Assessing the robustness of HOI using bootstrap


The bootstrap method involves repeatedly resampling the dataset with replacement to simulate multiple datasets. By analyzing these resampled datasets, one can gain insights into the variability of statistics, such as mean, variance, or in this case, the significance of multiplets. This technique is particularly useful when the underlying distribution is complex or unknown. In this project, the primary goal is to identify the multiplets that have a substantial impact on the dataset based on statistical significance.
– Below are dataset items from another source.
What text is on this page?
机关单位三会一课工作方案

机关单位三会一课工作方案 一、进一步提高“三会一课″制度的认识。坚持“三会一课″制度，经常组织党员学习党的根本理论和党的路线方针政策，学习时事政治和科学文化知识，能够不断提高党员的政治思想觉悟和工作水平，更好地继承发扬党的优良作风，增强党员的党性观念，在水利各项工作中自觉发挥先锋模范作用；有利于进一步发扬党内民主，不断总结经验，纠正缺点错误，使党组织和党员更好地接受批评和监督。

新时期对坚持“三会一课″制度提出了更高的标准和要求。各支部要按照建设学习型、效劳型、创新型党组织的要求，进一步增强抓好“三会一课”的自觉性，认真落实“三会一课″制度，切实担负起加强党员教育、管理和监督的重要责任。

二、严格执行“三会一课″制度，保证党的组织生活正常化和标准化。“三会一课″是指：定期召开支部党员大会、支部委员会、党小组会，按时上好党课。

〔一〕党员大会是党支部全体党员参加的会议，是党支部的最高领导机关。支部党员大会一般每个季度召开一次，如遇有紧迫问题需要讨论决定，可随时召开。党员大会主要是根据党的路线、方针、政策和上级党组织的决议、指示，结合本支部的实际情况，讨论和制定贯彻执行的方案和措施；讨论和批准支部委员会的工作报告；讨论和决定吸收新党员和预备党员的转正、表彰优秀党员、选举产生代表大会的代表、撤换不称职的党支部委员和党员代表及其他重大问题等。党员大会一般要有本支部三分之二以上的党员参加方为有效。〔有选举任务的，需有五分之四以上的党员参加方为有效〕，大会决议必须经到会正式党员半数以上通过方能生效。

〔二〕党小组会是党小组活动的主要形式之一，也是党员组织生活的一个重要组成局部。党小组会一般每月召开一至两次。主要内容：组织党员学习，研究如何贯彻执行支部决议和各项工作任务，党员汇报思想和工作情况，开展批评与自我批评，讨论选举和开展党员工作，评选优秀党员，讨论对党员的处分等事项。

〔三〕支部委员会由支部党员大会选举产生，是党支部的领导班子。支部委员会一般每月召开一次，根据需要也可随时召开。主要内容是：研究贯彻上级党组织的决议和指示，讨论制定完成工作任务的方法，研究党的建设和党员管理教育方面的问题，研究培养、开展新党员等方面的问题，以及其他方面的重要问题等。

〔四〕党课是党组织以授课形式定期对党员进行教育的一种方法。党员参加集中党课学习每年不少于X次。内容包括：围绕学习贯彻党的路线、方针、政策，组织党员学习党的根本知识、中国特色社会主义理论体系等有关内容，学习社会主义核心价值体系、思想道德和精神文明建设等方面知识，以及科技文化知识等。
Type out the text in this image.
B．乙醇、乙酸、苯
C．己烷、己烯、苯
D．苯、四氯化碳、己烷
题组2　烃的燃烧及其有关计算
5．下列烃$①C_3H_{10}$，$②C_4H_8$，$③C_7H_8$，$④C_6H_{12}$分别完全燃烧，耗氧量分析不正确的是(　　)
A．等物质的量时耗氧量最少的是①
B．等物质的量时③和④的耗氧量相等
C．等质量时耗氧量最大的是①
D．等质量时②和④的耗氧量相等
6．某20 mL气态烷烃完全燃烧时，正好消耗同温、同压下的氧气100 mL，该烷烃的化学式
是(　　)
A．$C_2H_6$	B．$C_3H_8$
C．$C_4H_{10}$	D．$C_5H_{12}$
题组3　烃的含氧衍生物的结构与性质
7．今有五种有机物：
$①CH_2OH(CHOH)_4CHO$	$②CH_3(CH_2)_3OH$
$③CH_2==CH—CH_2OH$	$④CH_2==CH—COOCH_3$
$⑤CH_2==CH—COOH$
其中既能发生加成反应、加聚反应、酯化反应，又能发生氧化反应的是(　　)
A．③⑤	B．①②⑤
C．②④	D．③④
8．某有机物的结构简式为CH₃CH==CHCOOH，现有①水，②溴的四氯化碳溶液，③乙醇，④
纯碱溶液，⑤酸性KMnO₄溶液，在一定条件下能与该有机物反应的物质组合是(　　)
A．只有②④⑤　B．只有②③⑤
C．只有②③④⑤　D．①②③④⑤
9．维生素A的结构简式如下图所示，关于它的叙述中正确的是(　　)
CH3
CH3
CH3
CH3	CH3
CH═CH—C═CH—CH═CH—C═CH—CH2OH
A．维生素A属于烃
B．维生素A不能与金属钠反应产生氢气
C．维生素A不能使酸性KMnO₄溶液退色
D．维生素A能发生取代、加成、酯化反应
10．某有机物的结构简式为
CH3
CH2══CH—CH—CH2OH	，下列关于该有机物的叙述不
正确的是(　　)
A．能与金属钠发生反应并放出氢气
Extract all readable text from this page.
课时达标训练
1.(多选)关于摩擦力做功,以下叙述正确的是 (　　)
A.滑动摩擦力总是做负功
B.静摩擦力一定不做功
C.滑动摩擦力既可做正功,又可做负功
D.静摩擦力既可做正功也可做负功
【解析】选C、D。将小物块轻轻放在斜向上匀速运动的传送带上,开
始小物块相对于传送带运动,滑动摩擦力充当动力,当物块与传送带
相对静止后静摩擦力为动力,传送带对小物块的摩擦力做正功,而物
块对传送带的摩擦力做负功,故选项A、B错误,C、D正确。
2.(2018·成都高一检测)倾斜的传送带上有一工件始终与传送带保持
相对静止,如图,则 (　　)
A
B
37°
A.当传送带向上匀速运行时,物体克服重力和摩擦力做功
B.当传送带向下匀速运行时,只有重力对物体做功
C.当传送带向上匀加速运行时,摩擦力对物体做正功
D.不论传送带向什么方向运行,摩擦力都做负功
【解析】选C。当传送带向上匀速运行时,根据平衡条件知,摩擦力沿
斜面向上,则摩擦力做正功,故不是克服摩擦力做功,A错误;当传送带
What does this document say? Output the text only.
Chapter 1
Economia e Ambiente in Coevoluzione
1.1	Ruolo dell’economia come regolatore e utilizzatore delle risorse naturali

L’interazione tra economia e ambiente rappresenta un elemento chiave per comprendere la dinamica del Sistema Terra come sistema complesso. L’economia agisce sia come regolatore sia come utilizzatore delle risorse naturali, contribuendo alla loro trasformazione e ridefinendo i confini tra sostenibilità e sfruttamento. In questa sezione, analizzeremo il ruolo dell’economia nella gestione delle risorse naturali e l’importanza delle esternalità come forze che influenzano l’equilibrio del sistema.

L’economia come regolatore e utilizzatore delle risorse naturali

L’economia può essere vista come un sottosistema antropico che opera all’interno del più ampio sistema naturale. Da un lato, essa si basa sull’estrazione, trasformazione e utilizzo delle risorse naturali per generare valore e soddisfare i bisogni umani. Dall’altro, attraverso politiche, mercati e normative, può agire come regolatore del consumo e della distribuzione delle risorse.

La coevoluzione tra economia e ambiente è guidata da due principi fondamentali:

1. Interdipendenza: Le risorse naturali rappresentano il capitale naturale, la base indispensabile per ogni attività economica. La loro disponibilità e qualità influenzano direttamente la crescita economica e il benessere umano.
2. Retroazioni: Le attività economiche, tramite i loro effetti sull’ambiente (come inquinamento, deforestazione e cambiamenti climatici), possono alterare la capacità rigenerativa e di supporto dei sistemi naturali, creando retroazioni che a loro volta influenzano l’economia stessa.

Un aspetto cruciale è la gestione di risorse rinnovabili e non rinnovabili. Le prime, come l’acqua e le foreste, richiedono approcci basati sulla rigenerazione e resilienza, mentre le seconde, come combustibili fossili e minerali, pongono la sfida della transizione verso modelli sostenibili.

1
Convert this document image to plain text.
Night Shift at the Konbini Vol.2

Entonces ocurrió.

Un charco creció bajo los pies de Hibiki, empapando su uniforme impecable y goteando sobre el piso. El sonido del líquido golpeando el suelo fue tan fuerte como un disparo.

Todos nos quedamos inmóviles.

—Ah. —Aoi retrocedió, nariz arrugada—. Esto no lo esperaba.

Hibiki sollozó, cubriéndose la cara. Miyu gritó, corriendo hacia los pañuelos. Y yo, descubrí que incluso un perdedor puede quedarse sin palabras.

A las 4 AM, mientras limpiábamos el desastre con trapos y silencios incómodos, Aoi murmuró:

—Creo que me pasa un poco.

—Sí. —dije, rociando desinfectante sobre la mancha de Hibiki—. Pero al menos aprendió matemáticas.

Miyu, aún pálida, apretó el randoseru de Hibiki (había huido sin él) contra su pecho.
The bootstrap approach will provide a more robust way of identifying these multiplets compared to traditional methods. Additionally, confidence interval estimation will be integrated into the process, allowing for a better understanding of the range of possible values for the multiplet significance.

Published on July 01, 2023 by Dishie Vinchhi

bootsrap confidence intervals resampling

- Resampling the Input Data

To perform bootstrapping, we need to resample the input data. This involves randomly sampling data points from the original dataset with replacement. Each resampled dataset should have the same length as the original dataset and values can be repeated within.

- Selecting Significant Multiplets

Once we have resampled datasets, we can compute the desired metric, o-information on each resampled dataset. This step allows us to evaluate the metric’s value on different subsets of the original data.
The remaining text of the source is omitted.